Balmaceda found himself in the difficult position of being unable to appoint any ministers that could control a majority in the senate and chamber of deputies, and at the same time act in accordance with his own views of the administration of public affairs.
As protest against the action of President Balmaceda, the vice-president of the senate, Waldo Silva, and the president of the chamber of deputies, Ramón Barros Luco, issued a proclamation appointing Captain Jorge Montt commander of the navy, and stating that the navy could not recognize the authority of Balmaceda so long as he did not administer public affairs in accordance with the constitutional law of Chile.
On 7 January the Blanco Encalada, accompanied by the Esmeralda and O'Higgins and other vessels, sailed out of Valparaiso harbour and proceeded northwards to Tarapacá to organize armed resistance against the president.
Immediately on the outbreak of the revolution President Balmaceda published a decree declaring Montt and his companions to be traitors, and without delay organized an army of some 40,000 men for the suppression of the insurrectionary movement.
In June 1891 he ordered the presidential election to be held, and Claudio Vicuña was duly declared chosen as president of the republic for the term commencing in September 1891.
The resources of Balmaceda were running short on account of the heavy military expenses, and he determined to dispose of the reserve of silver bullion accumulated in the vaults of the Casa de Moneda in accordance with the terms of the law for the conversion of the note issue.
The troops at Iquique and Coquimbo were necessarily isolated from the rest and from each other, and military operations began, as in the campaign of 1879 in this quarter, with a naval descent upon Pisagua followed by an advance inland to Dolores.
The Congressional forces failed at first to make good their footing (16–23 January), but, though defeated in two or three actions, they brought off many recruits and a quantity of munitions of war.
On 26 January they retook Pisagua, and on the 15 February the Balmacedist commander, Eulogio Robles, who offered battle in the expectation of receiving reinforcements from Tacna, was completely defeated on the old battlefield of San Francisco.
The Pisagua line of operations was at once abandoned, and the military forces of the congress were moved by sea to Iquique, whence, under the command of Colonel Estanislao del Canto, they started inland.
The battle of Pozo Almonte, fought on 7 March, was desperately contested, but Del Canto was superior in numbers, and Robles was himself wounded and then executed inside a field hospital and his army dispersed.
The garrison of Tacna (at that time part of Chile) was driven into Peru, others joined the Congressional Army and the rest made a laborious retreat from Calama to Santiago, in the course of which it twice crossed the main chain of the Andes.

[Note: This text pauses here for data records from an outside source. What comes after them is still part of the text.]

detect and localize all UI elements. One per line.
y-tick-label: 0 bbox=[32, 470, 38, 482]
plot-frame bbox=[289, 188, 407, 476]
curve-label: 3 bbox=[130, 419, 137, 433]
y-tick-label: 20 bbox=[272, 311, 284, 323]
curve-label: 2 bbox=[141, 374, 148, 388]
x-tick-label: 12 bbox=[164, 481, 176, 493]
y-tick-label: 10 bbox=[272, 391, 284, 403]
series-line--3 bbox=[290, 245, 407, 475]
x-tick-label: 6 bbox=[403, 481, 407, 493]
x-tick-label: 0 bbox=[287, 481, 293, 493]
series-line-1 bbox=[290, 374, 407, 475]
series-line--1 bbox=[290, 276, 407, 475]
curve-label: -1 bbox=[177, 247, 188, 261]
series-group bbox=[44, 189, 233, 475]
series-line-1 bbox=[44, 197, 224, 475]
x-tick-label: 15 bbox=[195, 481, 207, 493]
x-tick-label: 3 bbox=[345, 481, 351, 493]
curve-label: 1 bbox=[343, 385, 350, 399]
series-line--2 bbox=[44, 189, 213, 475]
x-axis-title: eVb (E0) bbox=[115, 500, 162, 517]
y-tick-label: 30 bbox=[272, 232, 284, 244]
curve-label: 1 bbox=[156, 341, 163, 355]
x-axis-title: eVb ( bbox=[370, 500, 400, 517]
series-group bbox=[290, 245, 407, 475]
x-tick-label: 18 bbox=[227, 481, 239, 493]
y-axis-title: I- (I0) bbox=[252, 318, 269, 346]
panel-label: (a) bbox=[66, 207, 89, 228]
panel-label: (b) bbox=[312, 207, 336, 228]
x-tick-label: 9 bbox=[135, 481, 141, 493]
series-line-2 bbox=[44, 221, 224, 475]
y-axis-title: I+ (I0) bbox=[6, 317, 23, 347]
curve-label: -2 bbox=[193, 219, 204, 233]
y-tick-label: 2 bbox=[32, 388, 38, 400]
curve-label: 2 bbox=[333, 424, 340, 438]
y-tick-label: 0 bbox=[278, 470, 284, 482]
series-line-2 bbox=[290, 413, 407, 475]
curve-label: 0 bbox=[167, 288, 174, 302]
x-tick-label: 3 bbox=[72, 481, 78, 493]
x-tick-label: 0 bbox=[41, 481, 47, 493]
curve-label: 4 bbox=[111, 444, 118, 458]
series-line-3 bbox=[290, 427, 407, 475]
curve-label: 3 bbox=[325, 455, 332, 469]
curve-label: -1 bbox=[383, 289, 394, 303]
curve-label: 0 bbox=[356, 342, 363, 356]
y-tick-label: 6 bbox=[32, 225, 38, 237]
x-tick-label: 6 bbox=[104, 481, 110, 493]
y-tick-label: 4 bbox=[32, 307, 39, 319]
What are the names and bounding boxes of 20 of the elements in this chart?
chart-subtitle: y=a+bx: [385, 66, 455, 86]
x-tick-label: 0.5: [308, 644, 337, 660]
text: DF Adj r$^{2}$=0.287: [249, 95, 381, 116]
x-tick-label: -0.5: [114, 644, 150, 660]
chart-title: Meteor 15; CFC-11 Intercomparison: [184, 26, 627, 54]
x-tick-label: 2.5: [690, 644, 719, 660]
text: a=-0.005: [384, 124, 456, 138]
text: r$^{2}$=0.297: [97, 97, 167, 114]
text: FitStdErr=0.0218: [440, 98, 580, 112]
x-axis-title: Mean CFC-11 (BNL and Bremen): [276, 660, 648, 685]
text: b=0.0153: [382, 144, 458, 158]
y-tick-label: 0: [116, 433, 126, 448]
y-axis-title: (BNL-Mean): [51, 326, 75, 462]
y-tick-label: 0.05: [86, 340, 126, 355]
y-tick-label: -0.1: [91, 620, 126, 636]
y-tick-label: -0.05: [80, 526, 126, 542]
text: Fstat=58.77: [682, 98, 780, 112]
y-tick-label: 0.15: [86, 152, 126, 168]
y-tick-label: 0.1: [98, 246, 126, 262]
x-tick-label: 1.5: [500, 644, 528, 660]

Early in April a portion of the revolutionary squadron, comprising the armoured frigate Blanco Encalada and other ships, was sent southward for reconnoitring purposes and put into the port of Caldera.
The necessary arms and ammunition were arranged for in Europe; they were shipped in a British vessel, and transferred to a Chilean steamer at Fortune Bay, in Tierra del Fuego, close to the Straits of Magellan and the Falkland Islands, and thence carried to Iquique, where they were safely disembarked early in July 1891.
A force of 20,000 men was now raised by the junta, but with weapons and ammunition for only 9,000, and preparations were rapidly pushed forward for a move to the south with the object of attacking Valparaiso and Santiago, because in a few months the arrival of the new ships from Europe would reopen the struggle for command of the sea so the Congressional party could no longer aim at a methodical conquest of successive provinces, but was compelled to attempt to crush the Presidentialist forces at a blow.
Körner superintended the training of the men, gave instruction in tactics to the officers, caused maps to be prepared, and in general took every precaution that his experience could suggest to ensure success.
By the end of July Del Canto and Körner had done their work as well as time permitted, and early in August the troops prepared to embark, not for Coquimbo, but for Valparaiso itself.
The Presidential Army had four divisions; Santiago, Valparaiso, Concepcion and Coquimbo, and President Balmaceda had ordered his generals to not engage the enemy unless they had a combined force of al least 14,000 men.
This massacre had an important effect on the Chilean people, gaining more support for the Junta and making so that those loyal to the President started to waver on their convictions.
Concon had been perhaps little more than the destruction of an isolated corps; the second battle was a fair trial of strength, for Balmaceda's generals Barbosa and Alcerreca were well prepared, had massed their troops in a strong position and had under their command the greater part of the existing forces of the president.
After the battle of Placilla it was clear to President Balmaceda that he could no longer hope to find sufficient strength amongst his adherents to maintain himself in power, and in view of the rapid approach of the rebel army he abandoned his official duties to seek asylum in the Argentine legation.